そして、自分の麻袋から、あの小さな壺を取り出した。
『特製軟膏Lv.1』。
(スギナの止血・治癒促進効果。ラードの保湿・皮膚保護効果。そして、ラベンダー精油(純度38%)を、ごく微量……消毒と鎮静(痛み止め)のために、追加で配合しておいた、私の最高傑作……!)
彼女は、ためらうことなく、その軟膏を、マルクの無残な傷口に、指で塗り込んだ。
「ん……!」
マルクの体が、一瞬、こわばった。
だが、軟膏が傷口を覆うと、ラベンダーの鎮静効果が効いたのか、あるいは薬効そのものが発揮されたのか、彼の苦痛に歪んだ表情が、わずかに和らいだ。

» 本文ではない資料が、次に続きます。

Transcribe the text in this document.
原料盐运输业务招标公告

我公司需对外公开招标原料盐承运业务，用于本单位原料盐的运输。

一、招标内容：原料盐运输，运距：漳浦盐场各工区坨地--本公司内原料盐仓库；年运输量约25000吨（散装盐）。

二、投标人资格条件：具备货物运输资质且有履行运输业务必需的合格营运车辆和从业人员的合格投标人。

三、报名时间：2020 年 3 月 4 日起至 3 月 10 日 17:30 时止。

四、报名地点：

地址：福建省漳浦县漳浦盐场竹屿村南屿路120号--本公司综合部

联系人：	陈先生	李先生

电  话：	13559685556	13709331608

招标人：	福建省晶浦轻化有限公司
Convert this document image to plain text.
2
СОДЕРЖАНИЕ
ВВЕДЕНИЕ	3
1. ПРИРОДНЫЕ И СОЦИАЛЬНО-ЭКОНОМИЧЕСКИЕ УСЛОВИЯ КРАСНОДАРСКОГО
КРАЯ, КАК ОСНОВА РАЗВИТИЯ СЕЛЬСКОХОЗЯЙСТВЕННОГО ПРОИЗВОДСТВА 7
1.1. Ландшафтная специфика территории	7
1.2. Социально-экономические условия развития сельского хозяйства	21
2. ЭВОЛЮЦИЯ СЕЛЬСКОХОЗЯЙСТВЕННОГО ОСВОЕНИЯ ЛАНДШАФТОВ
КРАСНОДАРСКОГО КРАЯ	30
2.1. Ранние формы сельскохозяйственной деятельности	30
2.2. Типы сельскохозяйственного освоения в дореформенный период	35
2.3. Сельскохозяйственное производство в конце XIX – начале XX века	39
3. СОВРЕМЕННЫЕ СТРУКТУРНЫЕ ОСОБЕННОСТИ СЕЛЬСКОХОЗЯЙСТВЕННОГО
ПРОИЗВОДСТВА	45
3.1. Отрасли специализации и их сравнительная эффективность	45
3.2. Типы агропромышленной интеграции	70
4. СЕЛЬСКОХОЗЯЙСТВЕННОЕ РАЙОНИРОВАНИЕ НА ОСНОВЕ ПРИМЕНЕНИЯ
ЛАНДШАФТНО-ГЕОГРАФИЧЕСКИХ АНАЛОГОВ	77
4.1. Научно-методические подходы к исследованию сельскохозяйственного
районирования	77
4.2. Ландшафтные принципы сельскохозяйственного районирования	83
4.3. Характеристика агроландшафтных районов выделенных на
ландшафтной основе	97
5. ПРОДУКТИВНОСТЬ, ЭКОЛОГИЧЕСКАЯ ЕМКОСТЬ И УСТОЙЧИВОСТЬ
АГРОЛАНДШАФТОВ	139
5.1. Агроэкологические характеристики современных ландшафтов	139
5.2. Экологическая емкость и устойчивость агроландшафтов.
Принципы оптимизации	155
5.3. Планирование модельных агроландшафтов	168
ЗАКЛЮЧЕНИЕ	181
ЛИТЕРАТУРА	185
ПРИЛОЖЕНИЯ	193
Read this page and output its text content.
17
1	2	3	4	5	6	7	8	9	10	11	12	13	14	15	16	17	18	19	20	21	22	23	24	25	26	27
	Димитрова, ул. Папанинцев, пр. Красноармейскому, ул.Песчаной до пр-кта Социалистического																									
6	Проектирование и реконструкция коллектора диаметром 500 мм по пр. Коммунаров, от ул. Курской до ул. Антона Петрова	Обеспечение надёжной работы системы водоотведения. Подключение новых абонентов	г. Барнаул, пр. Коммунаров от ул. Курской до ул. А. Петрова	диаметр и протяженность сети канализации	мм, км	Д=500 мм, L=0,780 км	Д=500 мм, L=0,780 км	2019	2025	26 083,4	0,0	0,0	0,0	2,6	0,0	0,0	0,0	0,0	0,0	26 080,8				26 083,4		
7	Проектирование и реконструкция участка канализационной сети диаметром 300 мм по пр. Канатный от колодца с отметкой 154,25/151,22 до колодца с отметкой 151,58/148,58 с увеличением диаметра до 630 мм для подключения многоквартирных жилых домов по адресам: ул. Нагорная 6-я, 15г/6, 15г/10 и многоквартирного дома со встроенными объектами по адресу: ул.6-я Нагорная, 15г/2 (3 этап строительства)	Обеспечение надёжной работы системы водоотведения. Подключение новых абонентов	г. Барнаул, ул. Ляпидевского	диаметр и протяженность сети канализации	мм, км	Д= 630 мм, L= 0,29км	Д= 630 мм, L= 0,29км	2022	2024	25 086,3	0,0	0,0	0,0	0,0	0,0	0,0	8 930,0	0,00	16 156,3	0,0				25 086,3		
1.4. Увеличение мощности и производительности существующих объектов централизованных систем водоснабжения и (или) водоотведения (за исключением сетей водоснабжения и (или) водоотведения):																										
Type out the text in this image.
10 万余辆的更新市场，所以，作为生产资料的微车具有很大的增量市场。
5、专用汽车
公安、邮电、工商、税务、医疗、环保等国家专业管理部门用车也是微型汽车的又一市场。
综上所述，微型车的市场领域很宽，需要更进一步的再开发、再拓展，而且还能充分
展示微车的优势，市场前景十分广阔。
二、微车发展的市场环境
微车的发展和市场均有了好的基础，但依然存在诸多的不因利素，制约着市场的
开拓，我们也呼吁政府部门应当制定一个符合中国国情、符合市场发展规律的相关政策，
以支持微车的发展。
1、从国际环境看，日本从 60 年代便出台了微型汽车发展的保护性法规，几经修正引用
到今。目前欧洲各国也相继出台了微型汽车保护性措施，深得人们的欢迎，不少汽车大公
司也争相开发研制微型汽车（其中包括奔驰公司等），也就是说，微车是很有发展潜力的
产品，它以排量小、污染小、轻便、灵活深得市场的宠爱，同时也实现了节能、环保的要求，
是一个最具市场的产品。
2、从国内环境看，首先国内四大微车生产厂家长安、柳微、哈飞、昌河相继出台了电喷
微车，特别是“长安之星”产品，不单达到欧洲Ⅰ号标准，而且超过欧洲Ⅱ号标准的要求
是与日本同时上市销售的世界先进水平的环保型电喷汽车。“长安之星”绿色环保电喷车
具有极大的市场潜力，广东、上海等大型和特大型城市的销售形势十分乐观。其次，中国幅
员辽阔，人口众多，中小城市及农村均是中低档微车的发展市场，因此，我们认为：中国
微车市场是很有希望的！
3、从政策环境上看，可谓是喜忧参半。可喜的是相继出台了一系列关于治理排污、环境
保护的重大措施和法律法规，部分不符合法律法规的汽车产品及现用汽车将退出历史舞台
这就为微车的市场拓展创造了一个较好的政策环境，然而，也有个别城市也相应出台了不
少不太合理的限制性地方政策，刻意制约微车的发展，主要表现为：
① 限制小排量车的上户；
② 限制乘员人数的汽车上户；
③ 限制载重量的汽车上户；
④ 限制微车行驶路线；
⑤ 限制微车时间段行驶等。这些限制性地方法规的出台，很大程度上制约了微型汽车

インターフェイスが、ソフィアの視界にウィンドウを表示する。
『対象:マルク(仮称)に「特製軟膏Lv.1」を適用。状態異常「出血(大)」が「出血(中)」に移行。状態異常「苦痛(高)」が緩和』
(よし、効いてる! でも、出血は止まってない!)
「さあ、急いで!」
ソフィアは、一番体の大きな子供と二人でマルクを背負うと、アトリエに向かって、森の中を走り出した。